Assisto ao festival da Eurovisão desde 2006, ainda que nem sempre da forma mais atenta ou assídua, sobretudo nos meus primeiros anos de espetador. Muitas canções, interpretações, cenários ou até guarda-roupas permanecem na nossa memória. Outras vezes, misturam-se, adulteram-se, desvanecem ou desaparecem mesmo por completo. Ao longo de anos de acompanhamento, vão-se estabelecendo na nossa mente padrões e opiniões gerais acerca de cada país participante, de forma mais ou menos correta. Nesta rubrica irei recuar no tempo, às participações de vários países na Eurovisão, desde 2006, destacando as minhas principais recordações e preferências ao longo desta retrospeção. No final, poderei comparar a ideia pré-estabelecida que tinha das edições passadas com as conclusões que retirei desta minha viagem do passado ao presente.

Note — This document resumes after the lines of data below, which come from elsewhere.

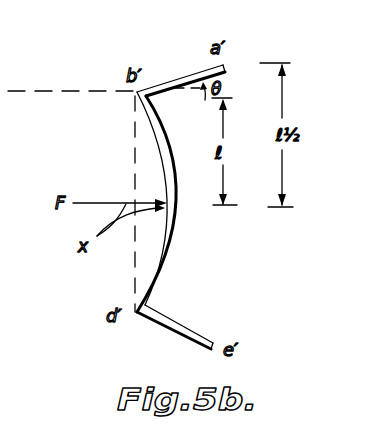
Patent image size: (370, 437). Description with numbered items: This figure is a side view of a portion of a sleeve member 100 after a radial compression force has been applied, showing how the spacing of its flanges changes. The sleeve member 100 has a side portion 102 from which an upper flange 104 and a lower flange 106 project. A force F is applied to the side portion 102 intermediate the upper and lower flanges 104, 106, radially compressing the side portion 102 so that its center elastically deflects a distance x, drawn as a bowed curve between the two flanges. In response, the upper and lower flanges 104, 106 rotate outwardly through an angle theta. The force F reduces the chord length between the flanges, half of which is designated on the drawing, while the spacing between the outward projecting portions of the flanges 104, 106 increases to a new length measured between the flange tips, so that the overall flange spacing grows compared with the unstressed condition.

The sleeve member 100 is at (134, 193).
The side portion 102 is at (158, 146).
The upper flange 104 is at (180, 79).
The lower flange 106 is at (158, 323).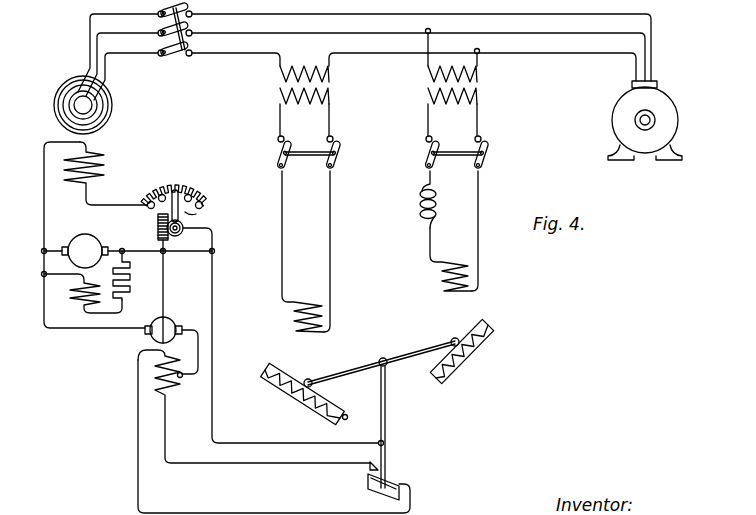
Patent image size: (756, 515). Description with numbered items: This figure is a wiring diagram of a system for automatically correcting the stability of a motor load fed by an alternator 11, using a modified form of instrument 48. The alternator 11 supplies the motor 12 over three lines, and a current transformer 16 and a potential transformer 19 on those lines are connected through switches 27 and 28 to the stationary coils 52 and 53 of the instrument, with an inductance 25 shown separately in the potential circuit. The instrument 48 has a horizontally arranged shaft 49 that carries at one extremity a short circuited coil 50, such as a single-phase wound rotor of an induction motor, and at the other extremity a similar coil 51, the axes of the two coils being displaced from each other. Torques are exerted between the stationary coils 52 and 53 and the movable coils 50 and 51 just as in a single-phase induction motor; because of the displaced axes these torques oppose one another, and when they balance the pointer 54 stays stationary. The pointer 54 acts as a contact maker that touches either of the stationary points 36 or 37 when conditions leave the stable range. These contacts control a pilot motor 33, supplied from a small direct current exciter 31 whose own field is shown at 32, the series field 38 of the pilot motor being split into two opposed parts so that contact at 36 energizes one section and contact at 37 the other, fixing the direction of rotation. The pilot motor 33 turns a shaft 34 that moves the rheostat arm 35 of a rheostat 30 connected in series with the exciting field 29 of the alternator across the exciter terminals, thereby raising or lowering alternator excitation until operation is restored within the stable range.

The alternator 11 is at (64, 90).
The motor 12 is at (676, 100).
The current transformer 16 is at (329, 84).
The potential transformer 19 is at (478, 86).
The inductance 25 is at (418, 211).
The switch 27 is at (342, 154).
The switch 28 is at (488, 153).
The exciting field 29 is at (104, 157).
The rheostat 30 is at (178, 182).
The direct current exciter 31 is at (83, 235).
The exciter field 32 is at (68, 298).
The pilot motor 33 is at (150, 338).
The shaft 34 is at (165, 285).
The rheostat arm 35 is at (196, 214).
The stationary contact point 36 is at (368, 469).
The stationary contact point 37 is at (396, 480).
The series field 38 is at (153, 375).
The instrument 48 is at (381, 369).
The shaft 49 is at (384, 357).
The short circuited coil 50 is at (290, 361).
The short circuited coil 51 is at (483, 319).
The stationary coil 52 is at (305, 300).
The stationary coil 53 is at (452, 262).
The pointer 54 is at (390, 417).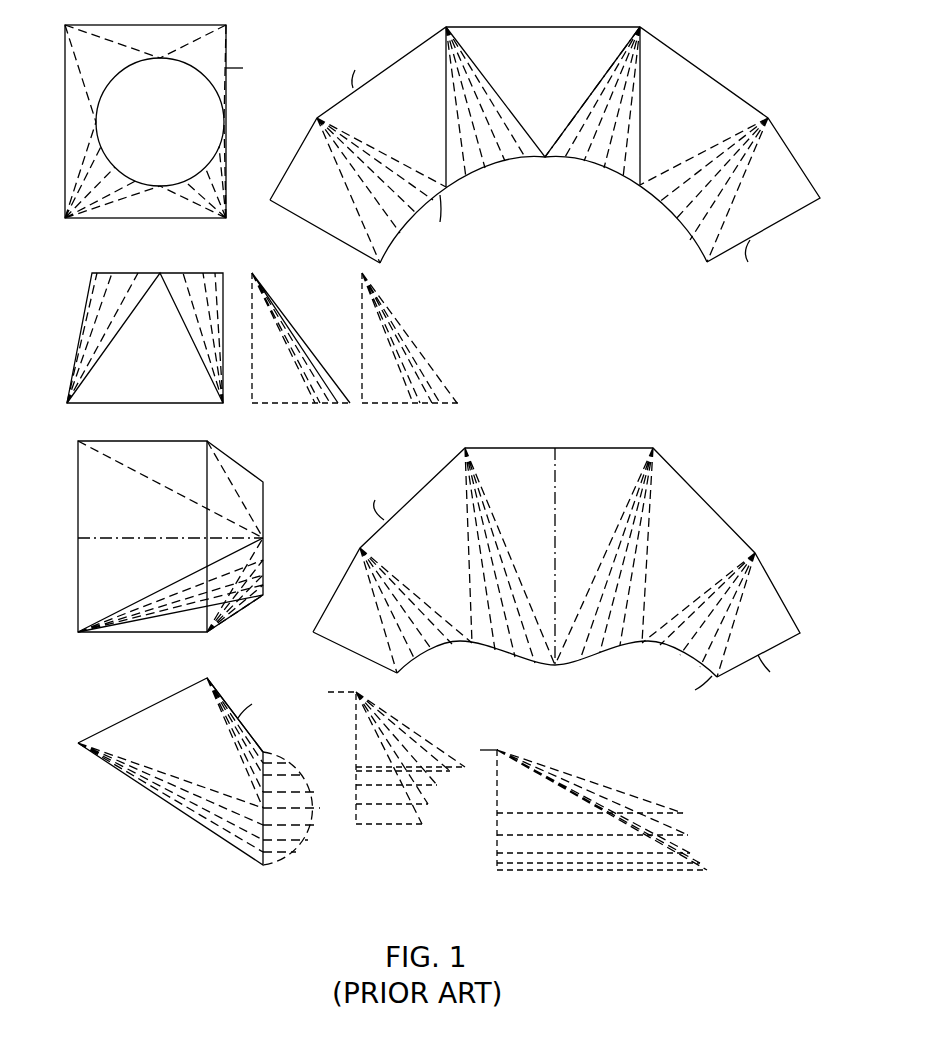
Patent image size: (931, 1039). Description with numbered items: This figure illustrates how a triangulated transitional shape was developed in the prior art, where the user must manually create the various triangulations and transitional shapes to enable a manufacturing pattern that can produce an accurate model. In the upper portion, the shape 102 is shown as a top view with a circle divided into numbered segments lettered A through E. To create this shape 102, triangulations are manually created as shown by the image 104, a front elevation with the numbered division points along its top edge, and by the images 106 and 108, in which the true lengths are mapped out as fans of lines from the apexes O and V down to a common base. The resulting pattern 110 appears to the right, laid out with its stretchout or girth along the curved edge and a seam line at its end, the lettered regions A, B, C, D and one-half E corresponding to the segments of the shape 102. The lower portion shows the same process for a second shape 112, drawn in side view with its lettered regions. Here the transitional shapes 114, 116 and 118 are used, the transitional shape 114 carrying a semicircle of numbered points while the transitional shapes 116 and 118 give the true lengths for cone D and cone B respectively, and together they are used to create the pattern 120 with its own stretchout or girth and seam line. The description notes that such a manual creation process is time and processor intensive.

The shape 102 is at (65, 105).
The image 104 is at (80, 340).
The image 106 is at (258, 406).
The image 108 is at (407, 340).
The pattern 110 is at (700, 72).
The shape 112 is at (78, 522).
The transitional shape 114 is at (122, 778).
The transitional shape 116 is at (410, 855).
The transitional shape 118 is at (702, 828).
The pattern 120 is at (705, 497).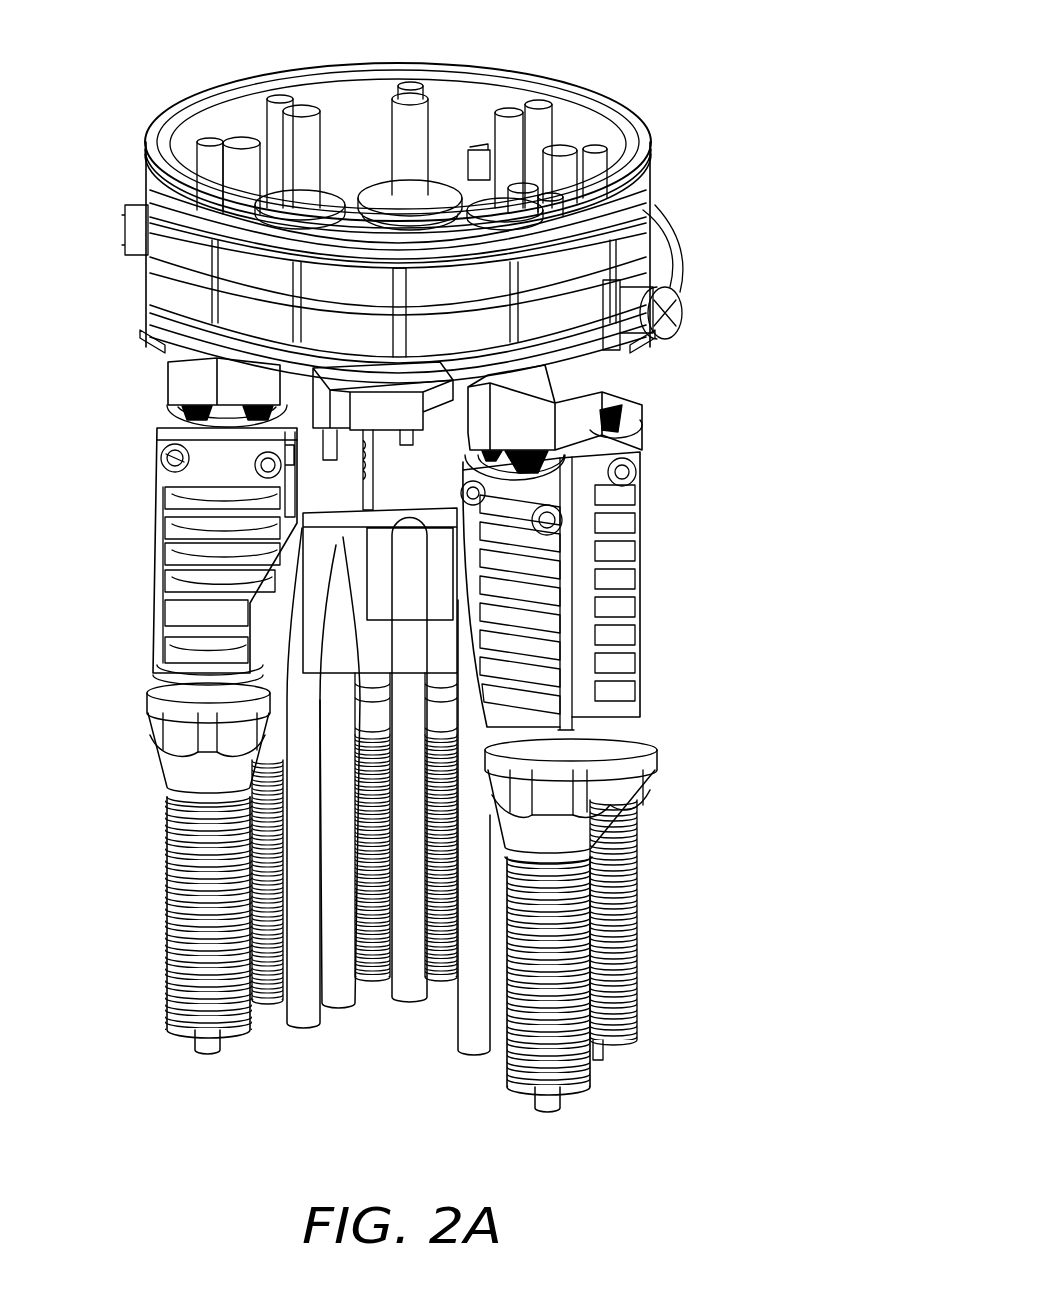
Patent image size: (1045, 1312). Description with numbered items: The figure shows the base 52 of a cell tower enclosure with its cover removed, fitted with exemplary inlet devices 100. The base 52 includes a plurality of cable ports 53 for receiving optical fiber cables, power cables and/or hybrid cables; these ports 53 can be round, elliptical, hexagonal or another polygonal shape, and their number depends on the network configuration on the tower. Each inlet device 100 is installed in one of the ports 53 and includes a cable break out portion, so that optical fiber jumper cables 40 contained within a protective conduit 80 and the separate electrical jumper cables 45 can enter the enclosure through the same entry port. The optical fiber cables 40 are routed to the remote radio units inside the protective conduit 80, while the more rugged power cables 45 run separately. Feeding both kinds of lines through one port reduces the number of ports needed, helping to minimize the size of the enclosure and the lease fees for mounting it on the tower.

The base 52 is at (640, 45).
The cable port 53 is at (178, 373).
The inlet device 100 is at (140, 528).
The protective conduit 80 is at (150, 903).
The electrical jumper cable 45 is at (300, 1010).
The optical fiber jumper cable 40 is at (198, 1047).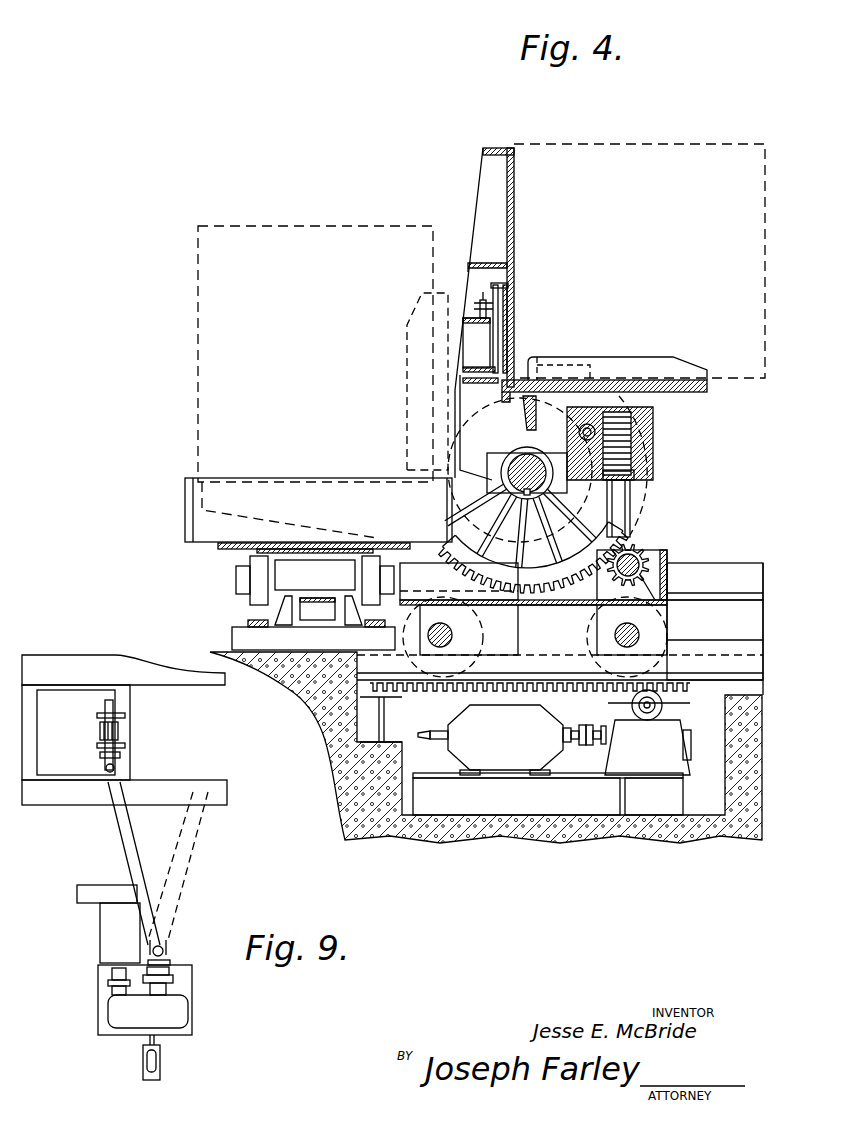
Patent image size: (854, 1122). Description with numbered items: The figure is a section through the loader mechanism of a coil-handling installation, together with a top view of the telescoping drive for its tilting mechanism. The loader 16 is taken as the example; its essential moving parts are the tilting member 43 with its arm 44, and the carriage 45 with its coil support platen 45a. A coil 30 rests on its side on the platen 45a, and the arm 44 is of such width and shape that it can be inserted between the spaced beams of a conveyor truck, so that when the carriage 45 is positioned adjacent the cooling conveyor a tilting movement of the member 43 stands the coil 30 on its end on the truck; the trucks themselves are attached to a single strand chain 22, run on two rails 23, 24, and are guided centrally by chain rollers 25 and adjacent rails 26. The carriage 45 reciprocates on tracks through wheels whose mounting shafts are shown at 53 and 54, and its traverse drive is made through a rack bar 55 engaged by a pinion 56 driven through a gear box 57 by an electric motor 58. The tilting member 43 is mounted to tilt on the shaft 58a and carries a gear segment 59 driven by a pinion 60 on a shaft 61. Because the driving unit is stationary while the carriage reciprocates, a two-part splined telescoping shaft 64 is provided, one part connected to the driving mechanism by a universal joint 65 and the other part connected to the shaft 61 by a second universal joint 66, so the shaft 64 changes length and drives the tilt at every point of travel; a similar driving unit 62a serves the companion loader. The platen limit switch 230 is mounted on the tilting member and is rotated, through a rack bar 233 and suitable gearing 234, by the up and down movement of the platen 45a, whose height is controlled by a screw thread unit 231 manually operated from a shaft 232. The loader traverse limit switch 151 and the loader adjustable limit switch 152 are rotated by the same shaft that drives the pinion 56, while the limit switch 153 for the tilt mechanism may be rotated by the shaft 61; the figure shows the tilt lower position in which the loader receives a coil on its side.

In FIG. 4, the loader 16 is at (662, 489).
In FIG. 4, the single strand chain 22 is at (303, 610).
In FIG. 4, the rail 23 is at (375, 621).
In FIG. 4, the rail 24 is at (250, 623).
In FIG. 4, the chain roller 25 is at (300, 606).
In FIG. 4, the adjacent rail 26 is at (287, 596).
In FIG. 4, the coil 30 is at (673, 150).
In FIG. 4, the tilting member 43 is at (470, 408).
In FIG. 4, the arm 44 is at (514, 228).
In FIG. 4, the carriage 45 is at (648, 629).
In FIG. 9, the carriage 45 is at (118, 699).
In FIG. 4, the coil support platen 45a is at (628, 358).
In FIG. 4, the wheel shaft 53 is at (640, 641).
In FIG. 4, the wheel shaft 54 is at (452, 635).
In FIG. 4, the rack bar 55 is at (442, 692).
In FIG. 4, the pinion 56 is at (663, 701).
In FIG. 4, the gear box 57 is at (691, 719).
In FIG. 4, the electric motor 58 is at (540, 719).
In FIG. 4, the shaft 58a is at (522, 486).
In FIG. 4, the gear segment 59 is at (543, 494).
In FIG. 4, the pinion 60 is at (632, 556).
In FIG. 9, the pinion 60 is at (122, 731).
In FIG. 4, the shaft 61 is at (648, 560).
In FIG. 9, the shaft 61 is at (122, 757).
In FIG. 9, the driving unit 62a is at (100, 928).
In FIG. 9, the telescoping shaft 64 is at (138, 843).
In FIG. 9, the universal joint 65 is at (168, 952).
In FIG. 9, the second universal joint 66 is at (116, 769).
In FIG. 4, the loader traverse limit switch 151 is at (587, 723).
In FIG. 4, the loader adjustable limit switch 152 is at (569, 786).
In FIG. 9, the limit switch 153 is at (163, 1061).
In FIG. 4, the platen limit switch 230 is at (472, 338).
In FIG. 4, the screw thread unit 231 is at (657, 457).
In FIG. 4, the shaft 232 is at (655, 437).
In FIG. 4, the rack bar 233 is at (508, 340).
In FIG. 4, the gearing 234 is at (483, 300).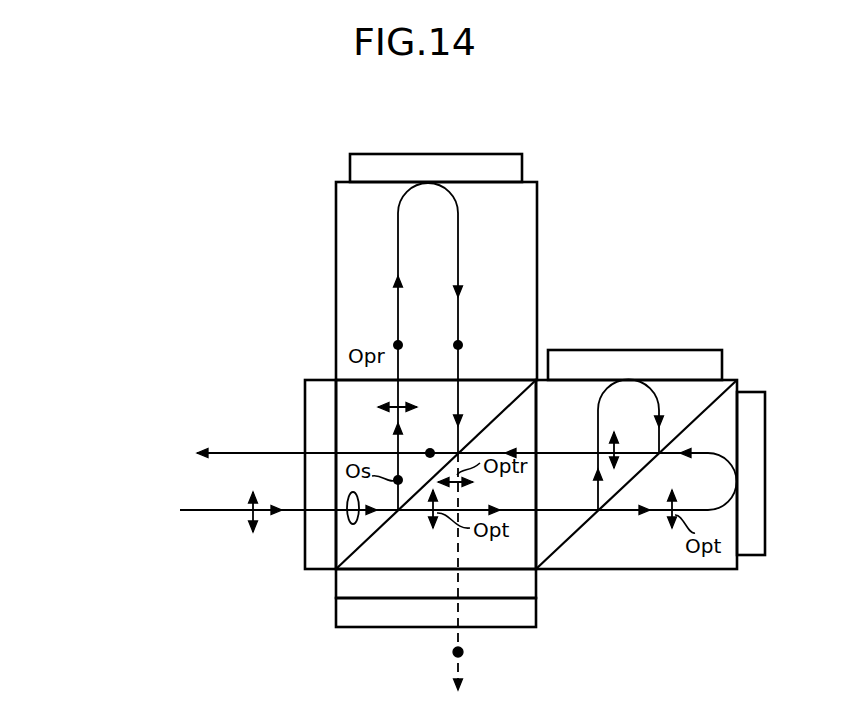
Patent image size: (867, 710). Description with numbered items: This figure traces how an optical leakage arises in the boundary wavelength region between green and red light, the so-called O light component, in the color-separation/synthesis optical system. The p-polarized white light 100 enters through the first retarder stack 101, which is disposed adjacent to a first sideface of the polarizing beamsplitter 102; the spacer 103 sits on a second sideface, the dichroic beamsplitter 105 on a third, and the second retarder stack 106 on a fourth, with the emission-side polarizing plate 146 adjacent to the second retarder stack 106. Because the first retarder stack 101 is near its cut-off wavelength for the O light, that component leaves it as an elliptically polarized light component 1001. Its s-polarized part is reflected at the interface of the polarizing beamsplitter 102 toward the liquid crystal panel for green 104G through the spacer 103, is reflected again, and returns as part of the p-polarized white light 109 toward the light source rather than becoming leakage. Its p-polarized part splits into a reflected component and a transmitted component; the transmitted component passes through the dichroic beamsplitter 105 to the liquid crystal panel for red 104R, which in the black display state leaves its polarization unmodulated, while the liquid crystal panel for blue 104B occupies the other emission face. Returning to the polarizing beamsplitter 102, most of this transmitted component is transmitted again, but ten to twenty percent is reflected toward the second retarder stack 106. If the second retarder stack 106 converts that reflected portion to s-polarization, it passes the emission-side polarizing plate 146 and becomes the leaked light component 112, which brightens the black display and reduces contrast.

The p-polarized white light 100 is at (203, 512).
The first retarder stack 101 is at (305, 393).
The polarizing beamsplitter 102 is at (347, 402).
The spacer 103 is at (352, 231).
The liquid crystal panel for green 104G is at (458, 168).
The liquid crystal panel for blue 104B is at (638, 360).
The liquid crystal panel for red 104R is at (755, 398).
The dichroic beamsplitter 105 is at (673, 557).
The second retarder stack 106 is at (347, 583).
The p-polarized white light 109 is at (222, 451).
The leaked light component 112 is at (457, 652).
The emission-side polarizing plate 146 is at (520, 616).
The elliptically polarized light component 1001 is at (353, 524).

A Rússia na Eurovisão remete-me a uma identidade musical
russa vincada, mesmo que por ventura cantada em inglês. Talvez seja apenas
algum tipo de sotaque, mas fica a ideia de uma sonoridade russa característica.
O mesmo se poderá dizer do estilo musical, qualquer que seja, que parece
sempre ter aquele toque russo difícil de descrever. Com uma presença regular em
finais, engloba um pouco de tudo no meu imaginário, desde as canções mais
inusitadas, às tradicionais ou mais genéricas. Das canções mais banais, às potenciais vencedoras...
2006
Dima Bilan - "Never Let You Go" – 2º lugar
Uma canção bastante dançável e que fica no ouvido. Não foi
por acaso que ficou em segundo lugar, apenas atrás dos Lordi. O pop russo
conquistava o público e, provavelmente, também os meus ouvidos ainda muito novos
e algo desatentos. A melodia não me era nada estranha, e após anos revi a
atuação por algumas vezes.
2007
Serebro - "Song # 1" – 3º lugar
2008
Dima Bilan - "Believe" – 1º lugar
Apesar de ter sido provavelmente o primeiro festival da
Eurovisão a que realmente assisti com mais atenção, lembro-me perfeitamente desta
atuação, não fosse a canção vencedora. A canção pop, um pouco ao estilo de 2006,
mas mais intimista, intensa e com o salto qualitativo necessário para a
vitória. Desta vez, Dima Bilan juntava-se a um coro magnífico, com violinos à mistura.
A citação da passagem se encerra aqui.